Brian Tannebaum, Esq., is the managing partner at Tannebaum Weiss, P.A., in Miami and President of the Florida Association of Bar Defense Lawyers. Prior to entering private practice, Mr. Tannebaum was a trail lawyer in the largest public defender’s office in Florida. He has served as the President of FACDL and the FACDL Miami Chapter. He is one of only two members of FACDL to have received all three Presidential Service Awards. He is a frequent lecturer, having spoken at statewide and local seminars including The Florida Bar Annual Meeting, “Showcase on Sentencing,” “Basic Criminal Law,” “Practicing with Professionalism,” and his own seminars entitled “The Practice,” and “What Every Civil Lawyer Needs to Know About Criminal Law.” Multiple Florida and national publications have named him one of the top criminal defense attorneys. The National Law Journal named his acquittal in US v. Dow as one of the “Top 10 defense verdicts in the U.S.”

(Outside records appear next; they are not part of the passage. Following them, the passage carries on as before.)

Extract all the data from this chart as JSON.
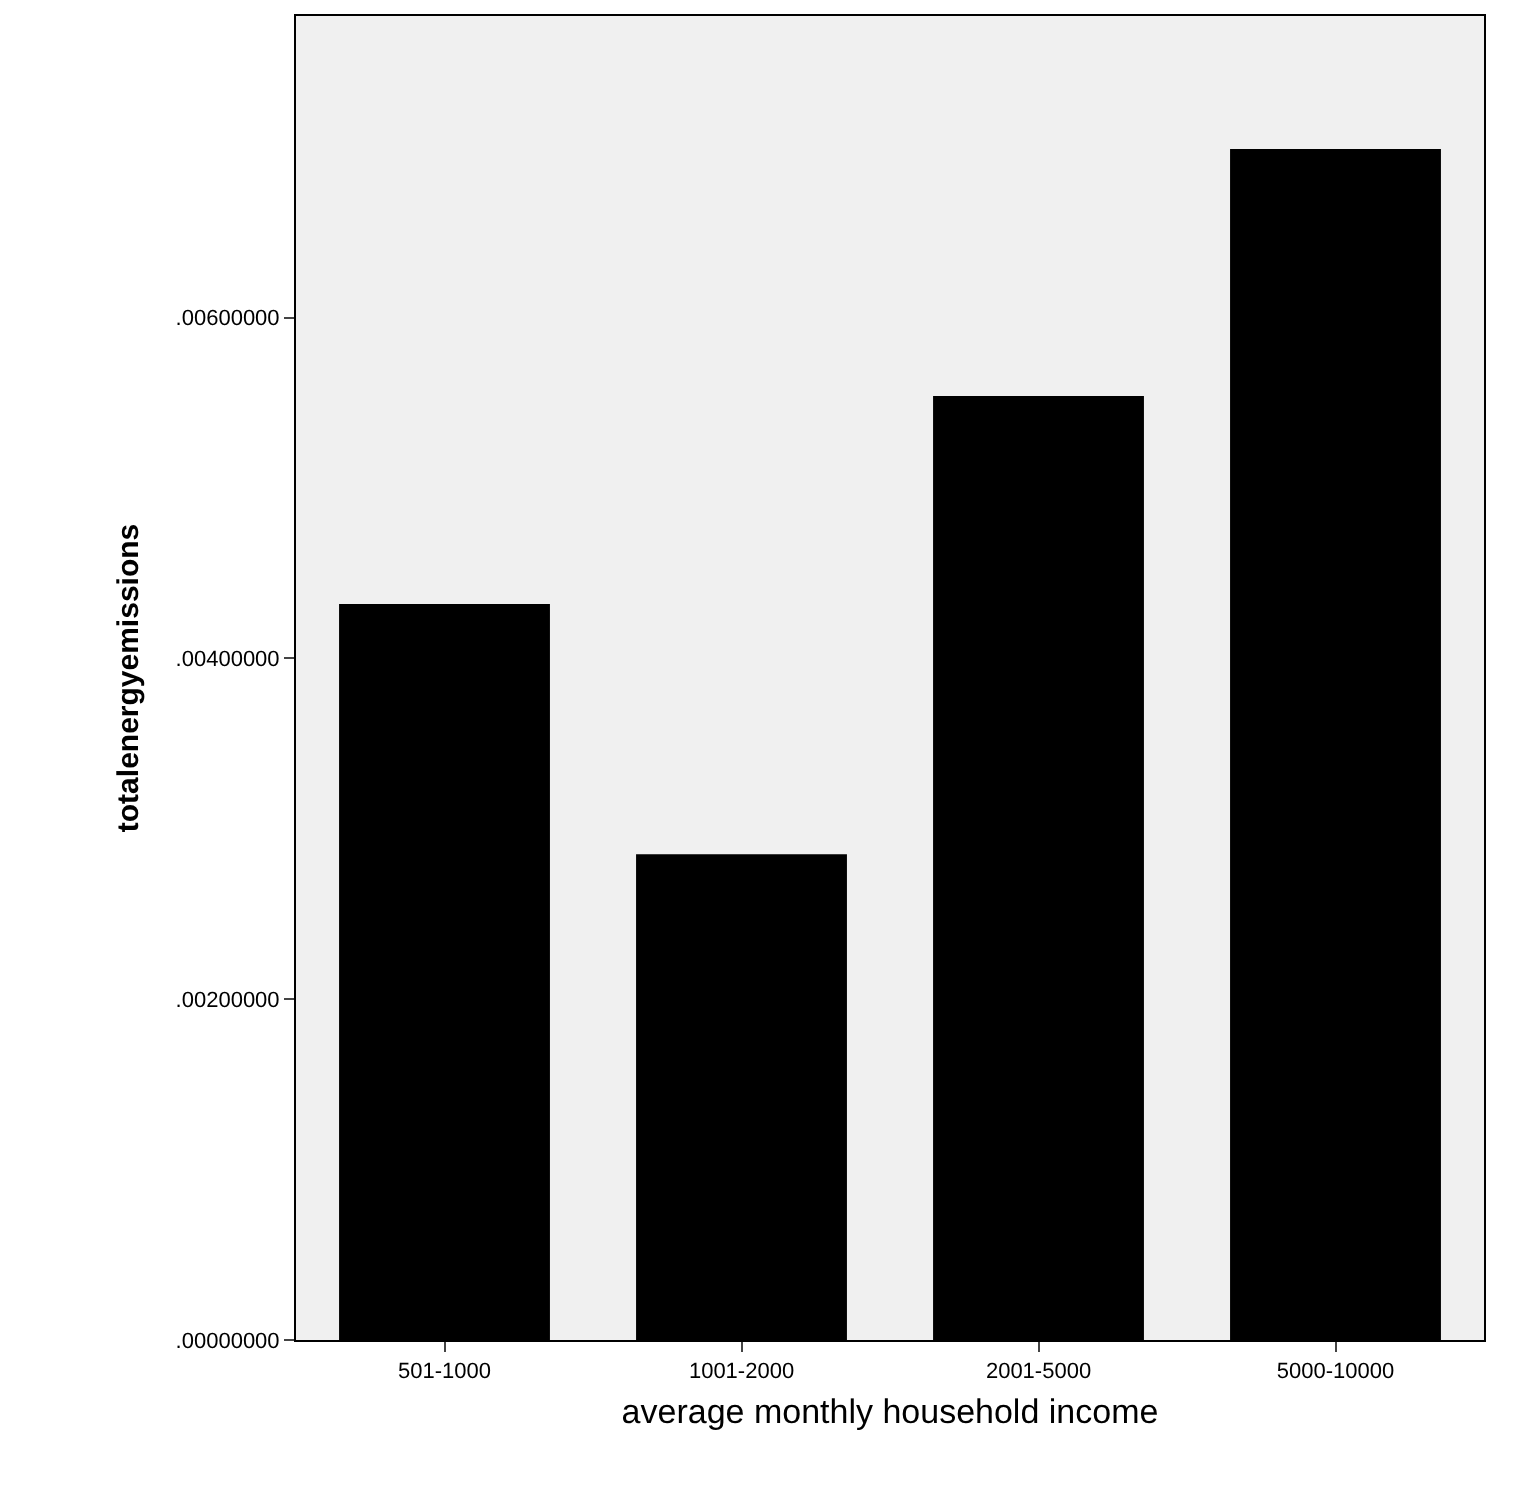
{
  "chart_data": {
    "type": "bar",
    "xlabel": "average monthly household income",
    "ylabel": "totalenergyemissions",
    "categories": [
      "501-1000",
      "1001-2000",
      "2001-5000",
      "5000-10000"
    ],
    "values": [
      0.00432,
      0.00285,
      0.00554,
      0.00699
    ],
    "color": "#000000",
    "ylim": [
      0,
      0.00777
    ],
    "yticks": [
      {
        "value": 0,
        "label": ".00000000"
      },
      {
        "value": 0.002,
        "label": ".00200000"
      },
      {
        "value": 0.004,
        "label": ".00400000"
      },
      {
        "value": 0.006,
        "label": ".00600000"
      }
    ],
    "grid": false
  }
}
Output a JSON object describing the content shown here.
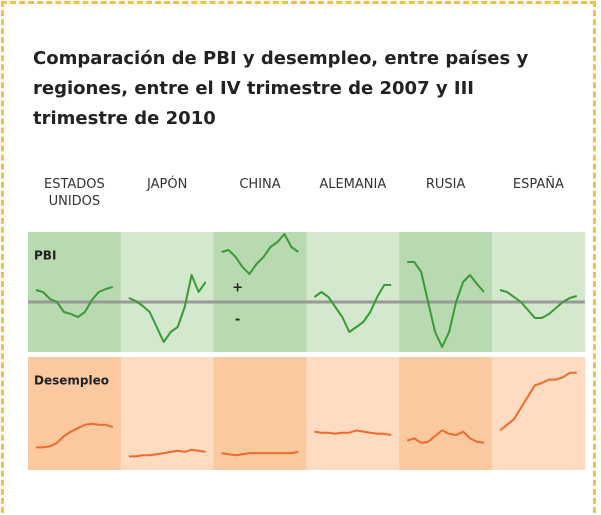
{
  "chart_data": {
    "type": "line",
    "title": "Comparación de PBI y desempleo, entre países y regiones, entre el IV trimestre de 2007 y III trimestre de 2010",
    "categories": [
      "ESTADOS UNIDOS",
      "JAPÓN",
      "CHINA",
      "ALEMANIA",
      "RUSIA",
      "ESPAÑA"
    ],
    "annotations": [
      "+",
      "-"
    ],
    "rows": [
      {
        "name": "PBI",
        "color": "#3a9b35",
        "ylim": [
          -50,
          70
        ],
        "zero_line": 0,
        "shades": [
          "#b9d9b0",
          "#d3e8cc"
        ],
        "series": [
          [
            12,
            10,
            3,
            0,
            -10,
            -12,
            -15,
            -10,
            2,
            10,
            13,
            15
          ],
          [
            4,
            1,
            -4,
            -10,
            -25,
            -40,
            -30,
            -25,
            -5,
            27,
            10,
            20
          ],
          [
            50,
            52,
            45,
            35,
            28,
            38,
            45,
            55,
            60,
            68,
            55,
            50
          ],
          [
            5,
            10,
            5,
            -5,
            -15,
            -30,
            -25,
            -20,
            -10,
            5,
            17,
            17
          ],
          [
            40,
            40,
            30,
            0,
            -30,
            -45,
            -30,
            0,
            20,
            27,
            18,
            10
          ],
          [
            12,
            10,
            5,
            0,
            -8,
            -16,
            -16,
            -12,
            -6,
            0,
            4,
            6
          ]
        ]
      },
      {
        "name": "Desempleo",
        "color": "#f06a2c",
        "ylim": [
          0,
          100
        ],
        "shades": [
          "#fddcc2",
          "#fbc9a0"
        ],
        "series": [
          [
            20,
            20,
            21,
            24,
            30,
            34,
            37,
            40,
            41,
            40,
            40,
            38
          ],
          [
            12,
            12,
            13,
            13,
            14,
            15,
            16,
            17,
            16,
            18,
            17,
            16
          ],
          [
            15,
            14,
            13,
            14,
            15,
            15,
            15,
            15,
            15,
            15,
            15,
            16
          ],
          [
            34,
            33,
            33,
            32,
            33,
            33,
            35,
            34,
            33,
            32,
            32,
            31
          ],
          [
            26,
            28,
            24,
            25,
            30,
            35,
            32,
            31,
            34,
            28,
            25,
            24
          ],
          [
            35,
            40,
            45,
            55,
            65,
            75,
            77,
            80,
            80,
            82,
            86,
            86
          ]
        ]
      }
    ]
  }
}
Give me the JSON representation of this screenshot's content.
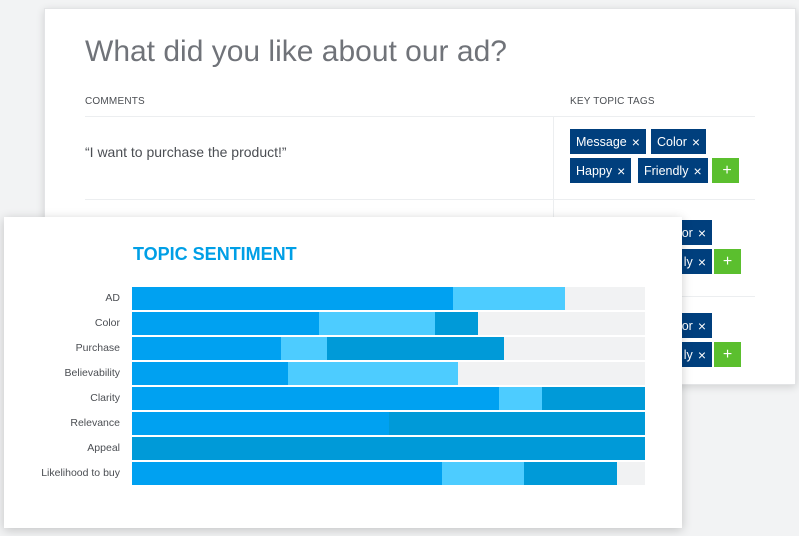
{
  "survey": {
    "question": "What did you like about our ad?",
    "comments_header": "COMMENTS",
    "tags_header": "KEY TOPIC TAGS",
    "comment": "“I want to purchase the product!”",
    "remove_glyph": "×",
    "add_glyph": "+",
    "tags_row1": [
      "Message",
      "Color",
      "Happy",
      "Friendly"
    ],
    "tags_row2": [
      "or",
      "ly"
    ],
    "tags_row3": [
      "or",
      "ly"
    ]
  },
  "sentiment": {
    "title": "TOPIC SENTIMENT",
    "colors": [
      "#00a1f1",
      "#4dccff",
      "#009ad8",
      "#f1f2f3"
    ],
    "rows": [
      {
        "label": "AD",
        "segments": [
          62.5,
          22,
          0,
          15.5
        ]
      },
      {
        "label": "Color",
        "segments": [
          36.5,
          22.5,
          8.5,
          32.5
        ]
      },
      {
        "label": "Purchase",
        "segments": [
          29,
          9,
          34.5,
          27.5
        ]
      },
      {
        "label": "Believability",
        "segments": [
          30.5,
          33,
          0,
          36.5
        ]
      },
      {
        "label": "Clarity",
        "segments": [
          71.5,
          8.5,
          20,
          0
        ]
      },
      {
        "label": "Relevance",
        "segments": [
          50,
          0,
          50,
          0
        ]
      },
      {
        "label": "Appeal",
        "segments": [
          0,
          0,
          100,
          0
        ]
      },
      {
        "label": "Likelihood to buy",
        "segments": [
          60.5,
          16,
          18,
          5.5
        ]
      }
    ]
  }
}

After nearly a 30 year career in law enforcement, Robert Cromwell retired as Special Agent in Charge of the FBI’s Jacksonville Division. During his career, Bob received numerous commendations from the Director of the FBI for his investigative accomplishments, primarily in the field of Violent Crime.
He is also a former Navy Cryptology Technician, a New Jersey Police Officer and a Special Agent with the Naval Criminal Investigative Service. Today, he is owner of a Security and Investigative Consulting firm and is co-owner of PoliceCommunity.net, which provides online training for police officers throughout the nation.